Di film tersebut, Disney melakukan perombakan cerita di mana sosok Maleficent digambarkan sebagai seorang peri baik hati yang tersakiti oleh ulah pria yang dicintainya sebelum kemudian ia menjelma menjadi seorang peri kegelapan dengan kekuatan sihir yang tiada tara.
Berbeda dengan versi animasinya di mana Maleficent tewas dibunuh Pangeran Phillip setelah mengutuk Putri Aurora hingga tertidur akibat menyentuh jarum pemintal benang yang dimantrai, Disney menjadikan Maleficent versi Jolie sebagai pahlawan.

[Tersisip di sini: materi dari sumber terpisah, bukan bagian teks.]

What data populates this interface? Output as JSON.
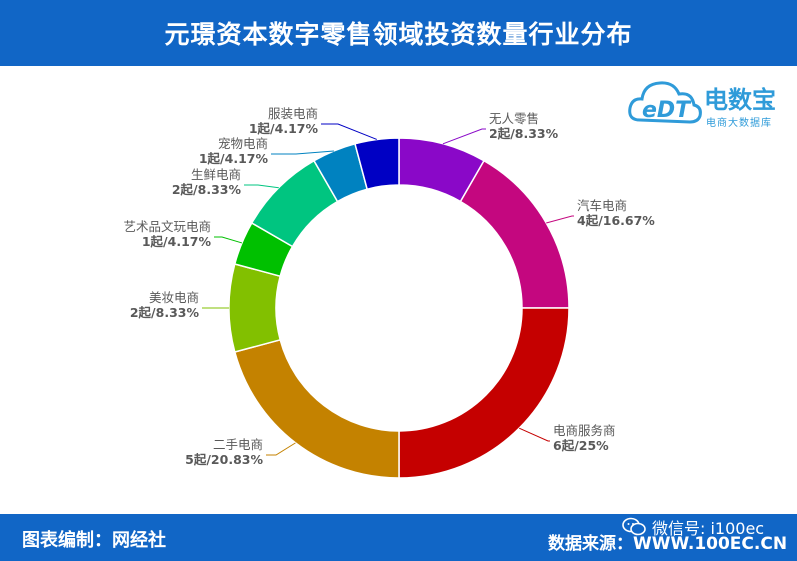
{
  "header": {
    "title": "元璟资本数字零售领域投资数量行业分布"
  },
  "footer": {
    "editor": "图表编制：网经社",
    "source": "数据来源：WWW.100EC.CN",
    "watermark": "微信号: i100ec"
  },
  "logo": {
    "name": "电数宝",
    "tagline": "电商大数据库",
    "mark": "eDT",
    "color": "#2f9bd9"
  },
  "colors": {
    "header_bg": "#1166c6",
    "footer_bg": "#1166c6",
    "label_text": "#595959"
  },
  "chart_data": {
    "type": "pie",
    "donut": true,
    "title": "",
    "unit": "起",
    "slices": [
      {
        "name": "无人零售",
        "count": 2,
        "percent": 8.33,
        "label": "2起/8.33%",
        "color": "#8a08c8"
      },
      {
        "name": "汽车电商",
        "count": 4,
        "percent": 16.67,
        "label": "4起/16.67%",
        "color": "#c4077f"
      },
      {
        "name": "电商服务商",
        "count": 6,
        "percent": 25,
        "label": "6起/25%",
        "color": "#c50000"
      },
      {
        "name": "二手电商",
        "count": 5,
        "percent": 20.83,
        "label": "5起/20.83%",
        "color": "#c48200"
      },
      {
        "name": "美妆电商",
        "count": 2,
        "percent": 8.33,
        "label": "2起/8.33%",
        "color": "#82c000"
      },
      {
        "name": "艺术品文玩电商",
        "count": 1,
        "percent": 4.17,
        "label": "1起/4.17%",
        "color": "#00c000"
      },
      {
        "name": "生鲜电商",
        "count": 2,
        "percent": 8.33,
        "label": "2起/8.33%",
        "color": "#00c580"
      },
      {
        "name": "宠物电商",
        "count": 1,
        "percent": 4.17,
        "label": "1起/4.17%",
        "color": "#0082c0"
      },
      {
        "name": "服装电商",
        "count": 1,
        "percent": 4.17,
        "label": "1起/4.17%",
        "color": "#0000c4"
      }
    ]
  }
}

Alih-alih dibangunkan oleh Phillip melalui kecupan di bibir, Aurora justru tersadar dari tidur abadinya setelah Maleficent, yang dalam film ini dikisahkan sempat membesarkan dan merawat dirinya sejak orok, mencium keningnya.

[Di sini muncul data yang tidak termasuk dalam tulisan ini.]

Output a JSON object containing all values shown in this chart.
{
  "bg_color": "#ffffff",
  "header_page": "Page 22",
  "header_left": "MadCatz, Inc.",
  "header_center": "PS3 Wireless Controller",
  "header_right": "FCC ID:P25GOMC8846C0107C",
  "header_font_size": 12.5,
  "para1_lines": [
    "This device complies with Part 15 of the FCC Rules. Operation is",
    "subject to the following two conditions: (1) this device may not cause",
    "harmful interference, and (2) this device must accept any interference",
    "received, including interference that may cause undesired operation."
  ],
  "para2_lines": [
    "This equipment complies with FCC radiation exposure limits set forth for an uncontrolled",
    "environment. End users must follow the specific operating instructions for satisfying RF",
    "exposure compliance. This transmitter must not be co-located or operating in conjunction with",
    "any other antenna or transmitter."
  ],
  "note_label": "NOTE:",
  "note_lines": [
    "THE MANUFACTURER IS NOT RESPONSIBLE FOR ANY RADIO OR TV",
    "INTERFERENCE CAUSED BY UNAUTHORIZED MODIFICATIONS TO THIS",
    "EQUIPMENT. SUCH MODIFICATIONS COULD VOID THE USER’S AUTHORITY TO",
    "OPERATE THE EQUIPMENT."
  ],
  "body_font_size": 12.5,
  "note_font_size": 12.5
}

Film ini pun sontak mengundang pro dan kontra. Di tengah banyaknya pujian dan pundi-pundi uang yang masuk, para penonton yang lain mengaku cukup kecewa dengan pelintiran kisah ini. Alasannya cukup sederhana: Maleficent tidak lagi digambarkan sebagai sosok yang menyeramkan. Reputasinya sebagai sosok antagonis yang sangat ikonik menjadi ternoda dengan keberadaan film tersebut.
Status penjahat yang melekat pada diri Maleficent semakin pudar di film Maleficent: Mistress of Evil. Bertolak belakang dengan judulnya, Maleficent boleh dibilang hampir sama sekali tidak menunjukkan sisi evil-nya di film ini.

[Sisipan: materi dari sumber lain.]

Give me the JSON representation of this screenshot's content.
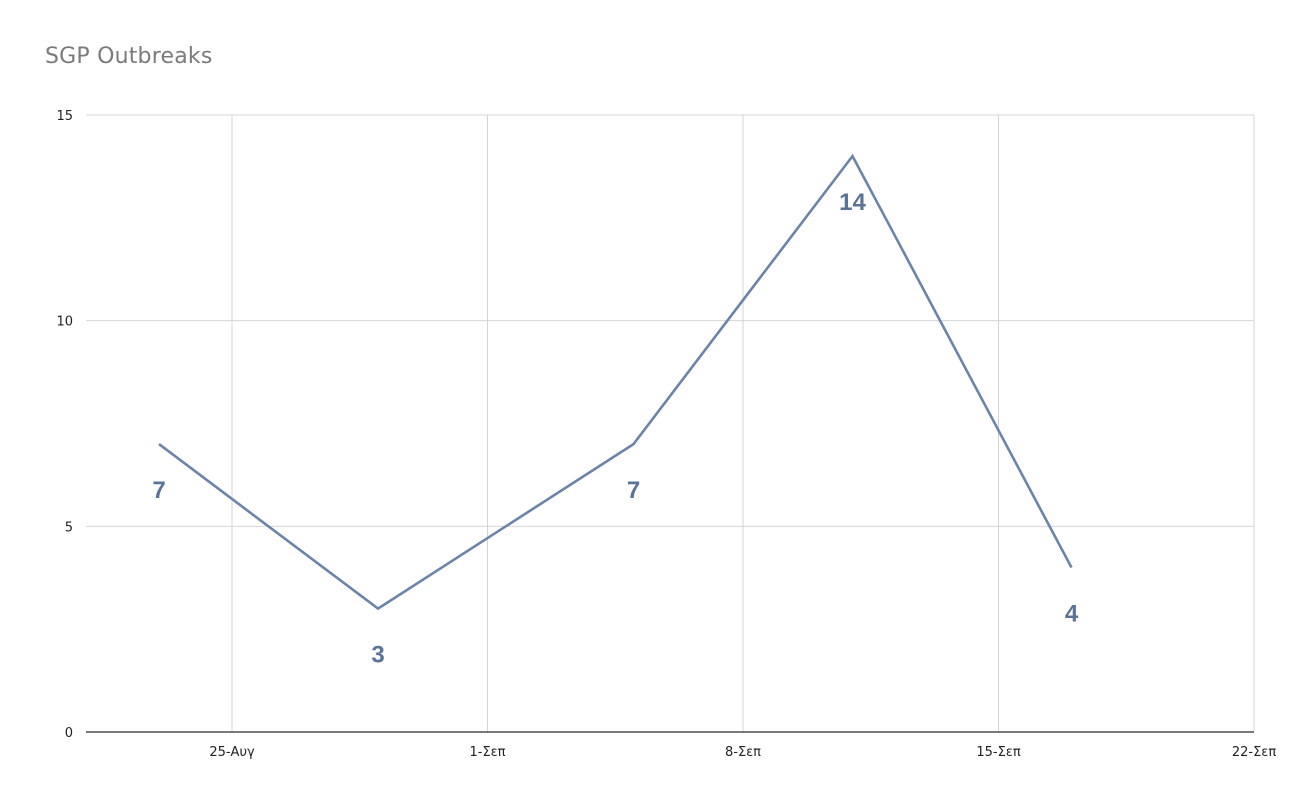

Maleficent: Mistress of Evil secara garis besar berkutat pada ketegangan hubungan Maleficent dan Aurora (Elle Fanning) yang dilamar oleh Phillip (Harris Dickinson). Untuk diketahui, Phillip merupakan anak dari Raja John (Robert Lindsay) dan Ratu Ingrith (Michelle Pfeiffer) dari Kerajaan Ulstead yang notabene membenci Maleficent. Maleficent, yang merupakan ibu tiri Aurora dan punya sifat sangat protektif, menentang keras keinginan Aurora.
Lewat proses negosiasi yang cukup singkat, Maleficent akhirnya setuju menemani Aurora menemui Phillip dan orangtuanya di Kerajaan Ulstead. Aurora sendiri berharap pernikahannya dengan Phillip bisa membuat Kerajaan Ulstead dan Moors, kerajaan di dalam hutan tempat Aurora dan Maleficent tinggal, bisa bersatu.
Bisa ditebak, pertemuan tidak berjalan lancar. Ratu Ingrith, antagonis utama film ini, berhasil memprovokasi Maleficent hingga ia melepaskan kekuatan sihirnya hingga Raja John jatuh tak sadarkan diri. Maleficent pun pergi dari Kerajaan Ulstead, meninggalkan Aurora yang kecewa berat dengan dirinya.
Rangkaian kejadian berikutnya kemudian memperlihatkan bahwa Maleficent, yang merupakan peri dari kaum Fey, bukanlah satu-satunya Fey yang tersisa. Tanpa sengaja, ia bertemu dengan koloni ras Fey lain yang tengah menyiapkan rencana menyerang Kerajaan Ulstead untuk balas dendam kepada umat manusia yang nyaris memunahkan mereka dari muka bumi.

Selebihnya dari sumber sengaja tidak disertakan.